Keith Maney talks about the slow death of the muscle car: “With the advent of safety concerns, emissions concerns, fuel economy, things of that nature, really that was the death knell of the American super car, the American muscle car.” Chevy had planned to reissue a low compression LS6 with a 425 horse power rating but the engine just didn’t perform well enough. Burdened by all this, Chevy finally gave in and axed the LS6 from the line up. “These days a car has to get 25 or 30 miles to the gallon or else there’s a big tax placed on the manufacturer. Cars have to be very safe, you should be able to run a car through a group of trees and not harm the passengers. They can’t really stretch their imaginations as much as they did back in the good ol’ days when you could go down and buy a V8 rear wheel drive car that would seat four comfortably.” The Chevelle Super Sport is the best example of what Chevrolet was all about during the muscle car era. Chevrolet found out what the young car buyer wanted: tons of horsepower without a lot of frills. The SS Chevelle stayed at the top of the muscle car pack by always giving their customers these things at a price they could afford.

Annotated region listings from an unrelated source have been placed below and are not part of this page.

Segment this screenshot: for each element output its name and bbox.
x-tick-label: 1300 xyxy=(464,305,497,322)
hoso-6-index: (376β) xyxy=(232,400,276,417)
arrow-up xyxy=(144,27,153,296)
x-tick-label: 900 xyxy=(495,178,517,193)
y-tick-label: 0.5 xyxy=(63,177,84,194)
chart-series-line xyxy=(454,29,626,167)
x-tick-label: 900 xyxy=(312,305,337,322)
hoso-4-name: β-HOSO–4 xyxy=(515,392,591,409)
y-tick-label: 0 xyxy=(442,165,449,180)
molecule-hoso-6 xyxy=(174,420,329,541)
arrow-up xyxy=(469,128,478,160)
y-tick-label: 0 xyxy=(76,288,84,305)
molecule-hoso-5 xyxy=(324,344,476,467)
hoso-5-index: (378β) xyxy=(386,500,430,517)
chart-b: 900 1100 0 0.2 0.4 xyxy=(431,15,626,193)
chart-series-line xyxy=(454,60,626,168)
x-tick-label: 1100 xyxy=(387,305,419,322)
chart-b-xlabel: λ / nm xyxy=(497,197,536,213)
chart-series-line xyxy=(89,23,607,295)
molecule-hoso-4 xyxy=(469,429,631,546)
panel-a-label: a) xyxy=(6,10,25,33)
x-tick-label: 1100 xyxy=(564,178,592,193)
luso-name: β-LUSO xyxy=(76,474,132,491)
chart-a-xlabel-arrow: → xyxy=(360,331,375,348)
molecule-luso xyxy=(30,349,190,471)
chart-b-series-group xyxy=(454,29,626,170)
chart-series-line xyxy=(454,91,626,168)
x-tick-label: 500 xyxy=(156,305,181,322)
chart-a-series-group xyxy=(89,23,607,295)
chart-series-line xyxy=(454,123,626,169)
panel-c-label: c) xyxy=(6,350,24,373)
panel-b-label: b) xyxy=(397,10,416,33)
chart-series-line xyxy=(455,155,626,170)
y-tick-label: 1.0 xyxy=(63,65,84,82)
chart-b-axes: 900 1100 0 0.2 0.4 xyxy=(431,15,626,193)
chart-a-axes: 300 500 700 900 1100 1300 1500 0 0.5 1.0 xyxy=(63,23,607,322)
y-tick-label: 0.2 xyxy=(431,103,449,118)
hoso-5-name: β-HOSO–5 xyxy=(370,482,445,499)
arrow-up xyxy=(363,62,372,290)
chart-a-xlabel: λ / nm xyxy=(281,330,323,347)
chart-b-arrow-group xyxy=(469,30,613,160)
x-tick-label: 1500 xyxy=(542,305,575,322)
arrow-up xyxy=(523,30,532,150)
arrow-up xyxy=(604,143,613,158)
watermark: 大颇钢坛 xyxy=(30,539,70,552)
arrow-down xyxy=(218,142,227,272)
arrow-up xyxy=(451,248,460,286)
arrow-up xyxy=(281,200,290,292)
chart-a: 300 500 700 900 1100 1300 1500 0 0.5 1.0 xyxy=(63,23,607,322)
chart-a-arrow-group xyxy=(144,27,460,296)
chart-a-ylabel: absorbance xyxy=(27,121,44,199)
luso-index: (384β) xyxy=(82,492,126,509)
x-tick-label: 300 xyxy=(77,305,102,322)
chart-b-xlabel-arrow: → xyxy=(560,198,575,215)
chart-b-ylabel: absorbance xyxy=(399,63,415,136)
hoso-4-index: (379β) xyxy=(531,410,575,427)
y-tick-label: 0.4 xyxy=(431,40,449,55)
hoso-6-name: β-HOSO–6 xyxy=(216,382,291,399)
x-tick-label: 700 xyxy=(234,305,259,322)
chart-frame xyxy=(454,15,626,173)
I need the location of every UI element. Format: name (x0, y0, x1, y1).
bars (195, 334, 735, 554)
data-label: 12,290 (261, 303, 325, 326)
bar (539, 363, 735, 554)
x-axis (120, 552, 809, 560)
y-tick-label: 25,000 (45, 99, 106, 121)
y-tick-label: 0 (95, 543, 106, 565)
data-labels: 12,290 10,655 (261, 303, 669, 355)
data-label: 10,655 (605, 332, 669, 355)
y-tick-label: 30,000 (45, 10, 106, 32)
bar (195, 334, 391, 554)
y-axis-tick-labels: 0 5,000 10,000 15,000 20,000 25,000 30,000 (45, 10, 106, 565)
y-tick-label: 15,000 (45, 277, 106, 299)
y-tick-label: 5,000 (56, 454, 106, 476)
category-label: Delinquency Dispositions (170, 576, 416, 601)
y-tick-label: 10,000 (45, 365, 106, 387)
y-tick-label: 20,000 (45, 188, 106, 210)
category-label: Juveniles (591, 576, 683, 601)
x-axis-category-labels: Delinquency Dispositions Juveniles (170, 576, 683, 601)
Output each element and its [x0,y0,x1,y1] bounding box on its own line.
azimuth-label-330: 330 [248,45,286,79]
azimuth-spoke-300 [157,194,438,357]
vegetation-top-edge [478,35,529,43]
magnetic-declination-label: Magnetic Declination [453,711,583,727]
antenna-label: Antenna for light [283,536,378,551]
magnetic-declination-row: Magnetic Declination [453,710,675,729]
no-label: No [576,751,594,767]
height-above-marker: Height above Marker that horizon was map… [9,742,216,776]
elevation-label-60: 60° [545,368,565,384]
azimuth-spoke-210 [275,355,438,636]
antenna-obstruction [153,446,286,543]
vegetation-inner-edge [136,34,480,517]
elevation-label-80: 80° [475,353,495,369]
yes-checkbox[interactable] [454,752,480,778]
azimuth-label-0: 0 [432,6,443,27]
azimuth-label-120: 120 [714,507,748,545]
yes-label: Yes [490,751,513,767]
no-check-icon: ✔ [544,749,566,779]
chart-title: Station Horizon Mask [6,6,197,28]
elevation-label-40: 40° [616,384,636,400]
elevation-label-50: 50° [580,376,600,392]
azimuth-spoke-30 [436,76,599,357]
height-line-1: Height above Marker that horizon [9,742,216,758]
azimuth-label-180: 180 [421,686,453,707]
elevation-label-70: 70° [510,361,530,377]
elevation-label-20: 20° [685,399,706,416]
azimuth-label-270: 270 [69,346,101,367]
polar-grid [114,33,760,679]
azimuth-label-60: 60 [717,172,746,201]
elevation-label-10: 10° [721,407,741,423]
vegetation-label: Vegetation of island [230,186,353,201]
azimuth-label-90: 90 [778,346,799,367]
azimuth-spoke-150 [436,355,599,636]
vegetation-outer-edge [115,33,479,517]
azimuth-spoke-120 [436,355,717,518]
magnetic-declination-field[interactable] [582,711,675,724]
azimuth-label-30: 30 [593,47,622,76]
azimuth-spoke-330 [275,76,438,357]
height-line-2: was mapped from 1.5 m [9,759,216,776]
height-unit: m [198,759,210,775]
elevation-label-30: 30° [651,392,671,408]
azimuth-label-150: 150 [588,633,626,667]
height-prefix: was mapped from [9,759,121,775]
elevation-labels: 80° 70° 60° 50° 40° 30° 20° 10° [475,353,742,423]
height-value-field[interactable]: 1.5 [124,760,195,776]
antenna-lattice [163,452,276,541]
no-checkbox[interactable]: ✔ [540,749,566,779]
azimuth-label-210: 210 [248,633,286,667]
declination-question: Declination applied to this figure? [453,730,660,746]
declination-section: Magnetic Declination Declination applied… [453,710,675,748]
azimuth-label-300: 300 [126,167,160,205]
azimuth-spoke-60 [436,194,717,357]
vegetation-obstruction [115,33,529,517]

Yet, restoration projects are a great way to cultivate an appreciation for classic cars in the younger generation. One Chevelle restorer explains: “My son and I built the car together. When we got it, it was total basket case. The interior looked like rats had been living in it for a couple years, but my son and I, we’re really close and we used this car to spend our time down in the garage and just rebuilt it. I hate to see these cars be torn up and done away with because they don’t make ‘em like this anymore.”
Terry Gunter talks about the attention he receives at car shows: “A lot of people know and have heard of the cars but have actually never seen a Z60. I love taking it to the shows and talking to people, that’s what I enjoy doing.”
There’s a thing that happens to muscle car owners today that’s a bit of a pay back for all the sweat, the hard labor and the cost of restoring an old car. No matter where they go, they always hear the same thing.
“They come up and say, ‘I used to have one just like this.’” Says Gunter. It feels good to hear that and chances are, if you’re a Chevelle owner, the person you’re talking to probably did have one just like it.
For many, maintaining a Chevelle is a dream come true: “I was 13 years old in 1967, when this car first came up, and the first time I saw it, it was a Marina blue car and I said, ‘When I turn 16 or 17, I’ve gotta have that car.’ It was basically just an obsession of mine. I had posters all over my walls that Chevrolet had in the magazines promoting this car and it’s just something that I had to have.”
As long as people with this kind of dedication are still around, these wonderful cars will never die.